The current major version receives:

  • Security patches indefinitely (until truly EOL).
  • Bug fixes for ~2 years.
  • New minor versions for ~12 months.

When a new major ships, the previous major moves to “maintenance” — security and critical bug fixes only.

The manifest schema for a major version is supported by every Locara app shipped after that major forever. An app published in 2026 still loads in 2036 — that’s the long-term commitment.

Pre-1.0 conventions

While we’re in 0.x:

  • API surface may change between minor versions.
  • We use 0.x.y to signal “alpha; expect changes.”
  • Once we ship 1.0.0, the stable contracts kick in fully.

The 1.0.0 milestone is at the end of phase 3 (registry public + 5–10 external publishers + 10+ apps in catalog). Until then, we’re explicitly pre-stable.

Release captain rotation

Once we have multiple maintainers:

  • One maintainer is the “release captain” for each release cycle.
  • Rotates to spread the workload.
  • The captain owns the checklist + the announcement.

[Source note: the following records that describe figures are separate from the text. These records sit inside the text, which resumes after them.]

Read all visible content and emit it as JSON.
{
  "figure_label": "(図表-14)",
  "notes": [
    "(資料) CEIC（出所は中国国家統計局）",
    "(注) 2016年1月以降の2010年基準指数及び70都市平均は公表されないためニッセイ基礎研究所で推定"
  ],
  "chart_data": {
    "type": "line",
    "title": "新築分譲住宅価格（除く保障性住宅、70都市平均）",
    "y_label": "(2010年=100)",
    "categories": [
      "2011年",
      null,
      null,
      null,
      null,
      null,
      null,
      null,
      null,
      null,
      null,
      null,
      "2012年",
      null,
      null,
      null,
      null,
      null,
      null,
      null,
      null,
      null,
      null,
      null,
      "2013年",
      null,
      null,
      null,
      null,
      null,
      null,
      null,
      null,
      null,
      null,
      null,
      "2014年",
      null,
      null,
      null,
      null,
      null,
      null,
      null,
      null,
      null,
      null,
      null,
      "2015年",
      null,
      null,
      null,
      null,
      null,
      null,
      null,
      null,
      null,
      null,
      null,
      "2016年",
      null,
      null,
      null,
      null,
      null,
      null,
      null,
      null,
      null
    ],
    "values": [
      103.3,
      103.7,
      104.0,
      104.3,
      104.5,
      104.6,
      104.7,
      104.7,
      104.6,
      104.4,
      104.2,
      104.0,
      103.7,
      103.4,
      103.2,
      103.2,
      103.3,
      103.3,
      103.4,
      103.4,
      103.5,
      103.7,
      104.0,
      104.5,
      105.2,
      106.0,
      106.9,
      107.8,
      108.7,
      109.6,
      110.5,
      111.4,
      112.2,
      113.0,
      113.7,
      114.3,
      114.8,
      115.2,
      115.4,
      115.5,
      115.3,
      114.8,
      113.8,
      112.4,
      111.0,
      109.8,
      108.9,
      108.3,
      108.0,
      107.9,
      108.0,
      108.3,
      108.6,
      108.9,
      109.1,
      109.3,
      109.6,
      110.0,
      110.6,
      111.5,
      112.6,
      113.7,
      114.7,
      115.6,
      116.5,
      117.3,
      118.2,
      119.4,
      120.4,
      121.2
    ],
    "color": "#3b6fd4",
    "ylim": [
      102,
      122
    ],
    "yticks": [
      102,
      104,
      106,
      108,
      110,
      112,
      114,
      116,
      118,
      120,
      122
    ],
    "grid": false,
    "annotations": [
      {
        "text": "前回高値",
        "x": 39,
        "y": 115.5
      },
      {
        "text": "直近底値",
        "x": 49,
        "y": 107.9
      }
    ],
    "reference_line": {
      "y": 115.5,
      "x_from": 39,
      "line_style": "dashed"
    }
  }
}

Until then, the project lead is the captain by default.

Open questions

  • (open) Should we publish nightly builds of the optional Locara Manager utility (when shipped), or just CLI/SDK + reference apps? Probably just CLI/SDK; nightly builds of the manager are too risky.
  • (open) Tagging strategy — v1.2.3 vs sdk@v1.2.3? Mono-versioning is simpler; per-package versioning is more flexible. Lean mono-versioning for v1, monorepo-wide tags.
  • (open) Frequency of major releases — could we go many years without one? SQLite has. Probably aim for “never if we don’t have to.”